Can anyone explain how this is in any way different to IE6/ActiveX lock-in that many devs are still struggling to get rid of?
It's more cross-platform. If you write a normal browser plugin it effectively is just regular .dll/.exe (or other OS equivalent) which is loaded by the browser. So you have to compile separately one version for Windows, one for OSX, one (at least) for Linux, etc.
... and there was me thinking HTML5 succeeded killing it finally, once and for all.
Foiled again ! The spectre never dies ...
Time to buy Microsoft stock. They must've plastered that path with patents thrice over.
The big problem I see. Even if all the security problems are fixed we'll see a huge bunch of new C and C++ programmers who have no idea about what they are doing.

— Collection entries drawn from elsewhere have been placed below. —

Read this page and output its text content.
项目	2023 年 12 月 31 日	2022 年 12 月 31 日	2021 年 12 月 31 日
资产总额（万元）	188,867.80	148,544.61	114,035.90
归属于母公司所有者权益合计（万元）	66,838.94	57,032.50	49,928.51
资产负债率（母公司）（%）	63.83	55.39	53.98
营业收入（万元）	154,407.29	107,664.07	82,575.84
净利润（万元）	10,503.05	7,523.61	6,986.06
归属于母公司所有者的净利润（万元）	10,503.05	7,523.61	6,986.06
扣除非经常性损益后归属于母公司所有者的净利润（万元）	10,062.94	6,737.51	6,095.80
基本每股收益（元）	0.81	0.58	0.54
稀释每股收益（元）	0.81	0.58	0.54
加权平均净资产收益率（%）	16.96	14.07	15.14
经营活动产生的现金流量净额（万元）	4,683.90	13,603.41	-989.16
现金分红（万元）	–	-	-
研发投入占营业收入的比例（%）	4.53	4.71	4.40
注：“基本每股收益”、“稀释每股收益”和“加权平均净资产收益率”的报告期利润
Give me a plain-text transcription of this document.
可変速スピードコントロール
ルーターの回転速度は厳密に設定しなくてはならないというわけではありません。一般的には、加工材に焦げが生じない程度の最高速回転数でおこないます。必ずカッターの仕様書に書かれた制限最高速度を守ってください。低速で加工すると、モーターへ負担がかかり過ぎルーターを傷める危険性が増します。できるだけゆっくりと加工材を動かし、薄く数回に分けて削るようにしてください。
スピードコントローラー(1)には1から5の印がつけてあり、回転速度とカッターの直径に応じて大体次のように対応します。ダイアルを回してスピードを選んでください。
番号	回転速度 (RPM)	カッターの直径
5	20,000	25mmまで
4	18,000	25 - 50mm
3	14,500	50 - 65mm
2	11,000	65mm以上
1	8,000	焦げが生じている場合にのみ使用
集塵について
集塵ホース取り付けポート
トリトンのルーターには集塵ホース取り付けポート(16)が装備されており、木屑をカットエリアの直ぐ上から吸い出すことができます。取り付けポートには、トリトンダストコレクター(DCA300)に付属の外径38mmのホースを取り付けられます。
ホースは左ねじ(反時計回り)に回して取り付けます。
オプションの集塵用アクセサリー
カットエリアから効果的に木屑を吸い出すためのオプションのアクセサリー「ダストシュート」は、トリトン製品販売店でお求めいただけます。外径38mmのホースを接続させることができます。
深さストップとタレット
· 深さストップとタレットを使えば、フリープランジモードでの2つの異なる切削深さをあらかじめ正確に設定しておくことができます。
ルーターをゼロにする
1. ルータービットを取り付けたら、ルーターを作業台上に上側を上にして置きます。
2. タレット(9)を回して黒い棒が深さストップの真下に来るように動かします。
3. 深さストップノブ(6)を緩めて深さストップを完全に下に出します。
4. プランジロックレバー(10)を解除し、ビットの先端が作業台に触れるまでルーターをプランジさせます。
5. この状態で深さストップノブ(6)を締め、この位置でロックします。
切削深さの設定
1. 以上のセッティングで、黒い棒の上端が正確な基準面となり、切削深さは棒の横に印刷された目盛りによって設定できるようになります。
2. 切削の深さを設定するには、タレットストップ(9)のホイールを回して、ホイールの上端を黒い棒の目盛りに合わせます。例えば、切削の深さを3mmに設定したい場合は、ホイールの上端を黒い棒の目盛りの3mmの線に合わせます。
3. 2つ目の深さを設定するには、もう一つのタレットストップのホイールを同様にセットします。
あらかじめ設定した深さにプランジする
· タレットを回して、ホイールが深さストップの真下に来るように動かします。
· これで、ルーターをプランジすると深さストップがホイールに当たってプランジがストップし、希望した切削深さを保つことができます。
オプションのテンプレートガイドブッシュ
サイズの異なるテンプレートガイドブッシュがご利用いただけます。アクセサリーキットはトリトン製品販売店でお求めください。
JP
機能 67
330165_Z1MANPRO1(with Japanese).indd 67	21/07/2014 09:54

I fear that, just like in the 1990s, they will flood us with lots of crappy binary only code. Computer crashes, a thing people from the 1990s took as something normal, might become commonplace again, but now for websites.
Sorry, the fact that the language is more open to script kiddies does not make it any more "high level", nor it does make buggy code any less likely to occur. Crappy code is crappy code, it is caused by the developer and not by the language.
The advantage of the NaCL would be performance - if someone needs it say, for multimedia, gaming, etc... It does not mean that everybody needs to use it but it would be good to have it as an option. The fact that computers are getting faster does not render it any less relevant as modern multimedia/gaming is always pushing the limits of the hardware.
Of course in this case the "web application" would crash, again, assuming that the sandbox works. That's already bad enough.
You do however loose one important thing, the source code.
"32-bit and 64-bit Intel processors"
Poor AMD, getting completely fogotten. Especially since "x64" was originally their work...
The next sound you hear will be the Intel History Police kicking your door in.
“already need to build separate modules for 32-bit and 64-bit Intel processors” is not true: NaCl is 32-bit only for a very specific reason.. it uses Intel segment registers to provide the sandbox (Newlib functions are the only ones allowed to change segment register values to access memory outside the sandbox). When the AMD/Intel CPU is in AMD64 mode, those segment registers are aliased to provide additional general purpose registers.
So NaCl for ARM looks like an admission that Google just couldn’t get Portable NaCl to be fast enough to bother with! So NaCl developers face the prospect of providing different binaries for every different processor from every different manufacture (NB Snapdragon ARM may not be the same as Tegra ARM).. but that OK ‘cus even Google knows they are the only ones ever to use it, because they’re the only ones with an interest in Chromebook.. epic fail!
This sounds good for enterprise Intranet applications.
Active X locked you into IE. This locks you into Chrome.
> Active X locked you into IE. This locks you into Chrome.
ActiveX locked you to IE and Windows, neither of which you could port.
Chrome is already OS-ported and anyone is welcome to add LLVM to their own browser.
It sucks they won't let you use this or the appstore on Android. (Only place I use chrome).
(I figure they know everything due to the simple fact of me using Android so using chrome is not noticeably worse.)